3. A voice synthesizing method according to claim 1 , wherein the speech style further includes foreign languages; and
the step of selecting prosody data selects a stereotypical sentence in said foreign languages, which is different from the language of the voice-contents, when the foreign language is selected as the speech style.
4. A voice synthesizer according to claim 1 , further comprising:
a step of determining a word to be inserted in a replaceable part in the stereotypical sentences and calculates a prosody data of the word; and
synthesizes the voice signal by inserting the prosody data of the input word to the replaceable part in the stereotypical sentences.
5. A voice synthesizer according to claim 1 , wherein the voice-contents is selected by selecting a voice-content identifier identifying voice contents.

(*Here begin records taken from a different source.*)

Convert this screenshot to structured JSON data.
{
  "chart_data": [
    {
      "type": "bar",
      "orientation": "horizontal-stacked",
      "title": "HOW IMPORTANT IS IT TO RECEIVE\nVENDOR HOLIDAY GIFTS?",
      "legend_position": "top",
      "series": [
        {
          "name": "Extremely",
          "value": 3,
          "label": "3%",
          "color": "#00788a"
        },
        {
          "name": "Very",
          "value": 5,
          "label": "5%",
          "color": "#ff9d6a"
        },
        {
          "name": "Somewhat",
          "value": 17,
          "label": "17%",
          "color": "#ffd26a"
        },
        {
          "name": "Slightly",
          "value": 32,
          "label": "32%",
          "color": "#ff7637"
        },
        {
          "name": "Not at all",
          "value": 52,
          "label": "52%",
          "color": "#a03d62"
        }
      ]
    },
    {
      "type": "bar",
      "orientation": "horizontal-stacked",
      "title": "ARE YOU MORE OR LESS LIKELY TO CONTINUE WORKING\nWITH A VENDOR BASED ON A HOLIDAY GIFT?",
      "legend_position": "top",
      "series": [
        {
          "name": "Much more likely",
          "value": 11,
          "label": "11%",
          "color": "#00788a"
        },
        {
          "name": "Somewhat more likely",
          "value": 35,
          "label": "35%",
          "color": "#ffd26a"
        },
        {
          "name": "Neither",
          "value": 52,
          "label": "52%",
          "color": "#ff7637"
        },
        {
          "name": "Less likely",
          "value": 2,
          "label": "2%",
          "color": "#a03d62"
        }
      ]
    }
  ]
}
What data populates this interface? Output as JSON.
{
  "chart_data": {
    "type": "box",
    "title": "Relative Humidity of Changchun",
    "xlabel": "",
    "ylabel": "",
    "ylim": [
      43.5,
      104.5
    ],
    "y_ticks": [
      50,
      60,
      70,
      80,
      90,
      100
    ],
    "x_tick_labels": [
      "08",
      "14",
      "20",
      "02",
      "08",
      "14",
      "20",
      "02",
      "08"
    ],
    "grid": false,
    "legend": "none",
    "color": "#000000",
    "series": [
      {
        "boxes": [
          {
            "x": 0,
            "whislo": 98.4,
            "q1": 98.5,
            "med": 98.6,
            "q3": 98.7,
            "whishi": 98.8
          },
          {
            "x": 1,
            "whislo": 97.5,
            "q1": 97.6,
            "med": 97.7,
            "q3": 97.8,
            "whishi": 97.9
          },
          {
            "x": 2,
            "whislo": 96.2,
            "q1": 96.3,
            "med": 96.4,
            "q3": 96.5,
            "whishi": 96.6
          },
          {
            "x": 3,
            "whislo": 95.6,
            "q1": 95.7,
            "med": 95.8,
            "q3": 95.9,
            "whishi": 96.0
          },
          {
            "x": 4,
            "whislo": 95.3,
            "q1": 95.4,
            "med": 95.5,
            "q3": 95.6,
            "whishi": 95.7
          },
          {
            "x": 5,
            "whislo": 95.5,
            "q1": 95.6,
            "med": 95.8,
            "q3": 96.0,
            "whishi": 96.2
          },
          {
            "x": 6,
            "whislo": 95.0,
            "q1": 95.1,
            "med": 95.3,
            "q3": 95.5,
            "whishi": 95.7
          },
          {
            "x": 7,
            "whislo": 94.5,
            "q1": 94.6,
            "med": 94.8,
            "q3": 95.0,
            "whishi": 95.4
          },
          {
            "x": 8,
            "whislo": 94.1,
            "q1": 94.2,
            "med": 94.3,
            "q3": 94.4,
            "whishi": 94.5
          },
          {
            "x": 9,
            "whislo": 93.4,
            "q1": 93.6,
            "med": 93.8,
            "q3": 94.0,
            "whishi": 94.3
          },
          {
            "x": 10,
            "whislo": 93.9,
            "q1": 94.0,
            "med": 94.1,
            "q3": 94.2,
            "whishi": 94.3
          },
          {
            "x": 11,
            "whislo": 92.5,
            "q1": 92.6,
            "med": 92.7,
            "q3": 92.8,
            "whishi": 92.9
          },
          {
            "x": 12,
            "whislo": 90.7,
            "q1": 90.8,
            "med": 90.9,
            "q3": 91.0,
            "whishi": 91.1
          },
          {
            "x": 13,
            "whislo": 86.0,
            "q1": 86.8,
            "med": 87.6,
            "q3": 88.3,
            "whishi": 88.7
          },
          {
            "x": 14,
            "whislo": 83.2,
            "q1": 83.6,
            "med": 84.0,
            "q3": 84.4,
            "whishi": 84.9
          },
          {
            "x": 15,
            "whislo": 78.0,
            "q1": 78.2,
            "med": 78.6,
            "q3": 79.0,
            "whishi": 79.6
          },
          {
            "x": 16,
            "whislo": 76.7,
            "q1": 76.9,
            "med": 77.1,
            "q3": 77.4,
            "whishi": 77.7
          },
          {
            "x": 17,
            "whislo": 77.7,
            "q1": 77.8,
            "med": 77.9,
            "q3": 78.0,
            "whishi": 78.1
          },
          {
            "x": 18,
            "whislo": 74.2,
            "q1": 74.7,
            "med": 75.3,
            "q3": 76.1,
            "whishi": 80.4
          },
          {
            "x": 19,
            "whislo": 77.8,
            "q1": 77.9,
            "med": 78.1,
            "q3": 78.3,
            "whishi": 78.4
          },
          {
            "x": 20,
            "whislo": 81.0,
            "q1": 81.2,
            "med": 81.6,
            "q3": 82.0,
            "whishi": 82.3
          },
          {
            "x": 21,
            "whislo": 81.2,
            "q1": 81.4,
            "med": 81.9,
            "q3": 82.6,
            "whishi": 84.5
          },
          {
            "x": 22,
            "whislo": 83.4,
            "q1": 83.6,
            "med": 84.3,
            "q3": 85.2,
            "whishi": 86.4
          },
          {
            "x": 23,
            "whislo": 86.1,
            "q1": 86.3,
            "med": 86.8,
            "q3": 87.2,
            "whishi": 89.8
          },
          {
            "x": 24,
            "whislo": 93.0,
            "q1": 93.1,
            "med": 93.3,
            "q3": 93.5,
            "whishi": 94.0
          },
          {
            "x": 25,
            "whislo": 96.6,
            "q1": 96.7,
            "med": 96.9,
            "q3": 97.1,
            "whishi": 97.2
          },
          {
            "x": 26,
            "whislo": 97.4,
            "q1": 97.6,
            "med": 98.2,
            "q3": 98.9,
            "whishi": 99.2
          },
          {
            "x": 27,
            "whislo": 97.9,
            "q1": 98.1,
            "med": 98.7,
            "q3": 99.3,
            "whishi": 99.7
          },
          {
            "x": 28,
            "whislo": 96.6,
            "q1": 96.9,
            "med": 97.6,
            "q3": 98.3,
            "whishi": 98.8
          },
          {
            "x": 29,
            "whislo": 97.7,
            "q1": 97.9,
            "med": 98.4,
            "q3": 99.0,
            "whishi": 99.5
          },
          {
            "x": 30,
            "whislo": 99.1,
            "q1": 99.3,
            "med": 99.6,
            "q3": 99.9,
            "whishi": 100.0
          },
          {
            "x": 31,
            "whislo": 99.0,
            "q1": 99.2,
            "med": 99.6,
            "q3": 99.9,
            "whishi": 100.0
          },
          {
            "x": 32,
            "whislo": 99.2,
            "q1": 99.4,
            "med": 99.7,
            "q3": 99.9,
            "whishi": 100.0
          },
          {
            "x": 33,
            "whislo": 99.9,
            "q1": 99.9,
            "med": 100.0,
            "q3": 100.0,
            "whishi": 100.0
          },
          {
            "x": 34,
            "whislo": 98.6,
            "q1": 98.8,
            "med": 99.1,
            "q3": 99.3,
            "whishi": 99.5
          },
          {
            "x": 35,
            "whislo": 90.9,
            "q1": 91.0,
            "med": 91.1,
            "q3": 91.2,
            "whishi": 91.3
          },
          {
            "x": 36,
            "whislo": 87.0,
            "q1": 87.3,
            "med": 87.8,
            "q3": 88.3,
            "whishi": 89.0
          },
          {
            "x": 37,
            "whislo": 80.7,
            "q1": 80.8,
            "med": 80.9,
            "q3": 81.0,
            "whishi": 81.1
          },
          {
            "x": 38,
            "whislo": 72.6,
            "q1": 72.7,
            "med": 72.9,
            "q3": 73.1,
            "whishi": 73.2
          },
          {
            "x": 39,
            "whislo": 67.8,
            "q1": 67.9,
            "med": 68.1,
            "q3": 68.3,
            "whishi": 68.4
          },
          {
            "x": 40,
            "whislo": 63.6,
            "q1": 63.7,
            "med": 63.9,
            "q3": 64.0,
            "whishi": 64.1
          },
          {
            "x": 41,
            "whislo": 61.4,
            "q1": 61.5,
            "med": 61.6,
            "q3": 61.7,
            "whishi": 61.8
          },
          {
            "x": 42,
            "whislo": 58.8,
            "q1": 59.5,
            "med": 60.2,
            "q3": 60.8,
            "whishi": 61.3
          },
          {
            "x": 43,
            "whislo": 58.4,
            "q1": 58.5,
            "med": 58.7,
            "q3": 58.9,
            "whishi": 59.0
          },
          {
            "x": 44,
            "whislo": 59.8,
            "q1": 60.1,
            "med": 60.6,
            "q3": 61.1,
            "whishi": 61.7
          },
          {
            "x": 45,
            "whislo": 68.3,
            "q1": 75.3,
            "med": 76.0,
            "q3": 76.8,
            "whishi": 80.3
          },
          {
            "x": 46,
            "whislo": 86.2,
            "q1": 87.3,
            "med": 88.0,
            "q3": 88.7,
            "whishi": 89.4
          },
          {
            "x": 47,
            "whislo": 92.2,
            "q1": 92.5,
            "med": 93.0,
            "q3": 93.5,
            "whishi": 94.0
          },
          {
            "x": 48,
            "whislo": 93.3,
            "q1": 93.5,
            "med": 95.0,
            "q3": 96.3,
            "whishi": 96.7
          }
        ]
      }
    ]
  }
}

6. A voice synthesizer, comprising:
a memory for storing a speech style dictionary in which speech-style information that specifies a speech style for a voice to be synthesized and prosody data of a plurality of stereotypical sentences each of which corresponds to predetermined voice contents and which is in the same language as the voice-contents are associated with each other;
pointing means for pointing to one said predetermined voice-contents and one said speech style of a voice to be synthesized at a time of voice synthesis; and
said voice synthesizing part selecting said prosody data of the stereotypical sentence which corresponds to the pointed voice-contents and the pointed speech style from said speech style dictionary and converting said prosody data to a voice signal.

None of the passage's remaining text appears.